While the historically low and negative yields are meant to be positive for non-interest bearing assets like gold and silver, unfortunately for the metals, this is an even more positive environment for the higher-yielding equity markets. In addition, U.S. quarterly earnings results have been generally better than expected, making equity more attractive than safe haven assets. What’s more, the dollar has been able to maintain its bullish bias on renewed speculation about another rate increase from the U.S. Federal Reserve later this year after the weakness in the jobs market at the start of the summer proved to be a blip rather than a change in the trend. Other macro pointers from the world’s largest economy have generally been positive, too. This week we will find out – in the form of retail sales, consumer sentiment and retail earnings results – whether the strength in the labor market has been strong enough for the American consumers to loosen up their purse strings. If so, one would think that both the U.S. dollar and equity prices will be able to extend their gains, which should be further bad news for gold. Conversely, gold could find some support if there is no evidence of rising consumer spending and confidence.
Meanwhile from a technical point of view, gold’s repeated failure to break conclusively above its central bearish trend line that has been in place since September 2011 is also very significant. The precious metal continues to run into offers around $1367, a level which marks the 161.8% Fibonacci extension level of the previous corrective swing. What’s more, the momentum indicator RSI is now trending lower on the weekly time frame after it had climbed to the “overbought” threshold of 70 and higher a few weeks ago.

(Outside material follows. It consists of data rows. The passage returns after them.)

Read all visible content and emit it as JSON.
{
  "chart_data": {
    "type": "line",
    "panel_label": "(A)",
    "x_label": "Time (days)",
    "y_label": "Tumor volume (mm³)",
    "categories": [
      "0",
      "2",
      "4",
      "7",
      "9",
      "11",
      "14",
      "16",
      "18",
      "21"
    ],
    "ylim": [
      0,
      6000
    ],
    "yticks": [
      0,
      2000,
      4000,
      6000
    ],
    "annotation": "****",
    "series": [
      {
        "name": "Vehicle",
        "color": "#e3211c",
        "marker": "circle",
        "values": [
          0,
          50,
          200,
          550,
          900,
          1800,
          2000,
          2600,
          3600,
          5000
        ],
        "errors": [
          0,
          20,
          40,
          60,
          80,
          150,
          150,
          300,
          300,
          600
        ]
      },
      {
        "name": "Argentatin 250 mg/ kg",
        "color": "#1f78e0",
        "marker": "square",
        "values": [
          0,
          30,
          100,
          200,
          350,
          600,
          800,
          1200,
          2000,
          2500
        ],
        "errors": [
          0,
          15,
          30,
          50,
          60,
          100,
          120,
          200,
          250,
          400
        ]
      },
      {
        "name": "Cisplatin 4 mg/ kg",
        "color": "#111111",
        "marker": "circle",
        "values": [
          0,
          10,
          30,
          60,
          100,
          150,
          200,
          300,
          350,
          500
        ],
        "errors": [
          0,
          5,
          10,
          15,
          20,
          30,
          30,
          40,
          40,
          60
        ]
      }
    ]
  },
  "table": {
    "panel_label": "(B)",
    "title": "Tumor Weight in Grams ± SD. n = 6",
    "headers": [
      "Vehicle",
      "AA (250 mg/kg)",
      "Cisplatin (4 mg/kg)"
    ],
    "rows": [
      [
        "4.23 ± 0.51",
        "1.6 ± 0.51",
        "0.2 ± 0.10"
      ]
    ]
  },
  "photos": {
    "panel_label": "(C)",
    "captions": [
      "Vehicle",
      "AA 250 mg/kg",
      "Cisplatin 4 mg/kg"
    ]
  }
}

Put another way, gold has reached an exhaustion point around a long-term key resistance area. So, in theory, then, gold may start to head lower now. If this view is correct, traders should anticipate support levels to break down, potentially leading to further sharp down moves over time. But if this hypothesis is not correct, then we should see some false breakdown scenarios, which could provide decent buying opportunities. Whatever is the case, traders may wish to observe price action closely in the coming days. They should let price dictate direction and then trade in the direction of the near-term trend, which we think is going to be bearish. But in the very short-term outlook, expect to see some oversold bounces too as the trend has not yet turned bearish.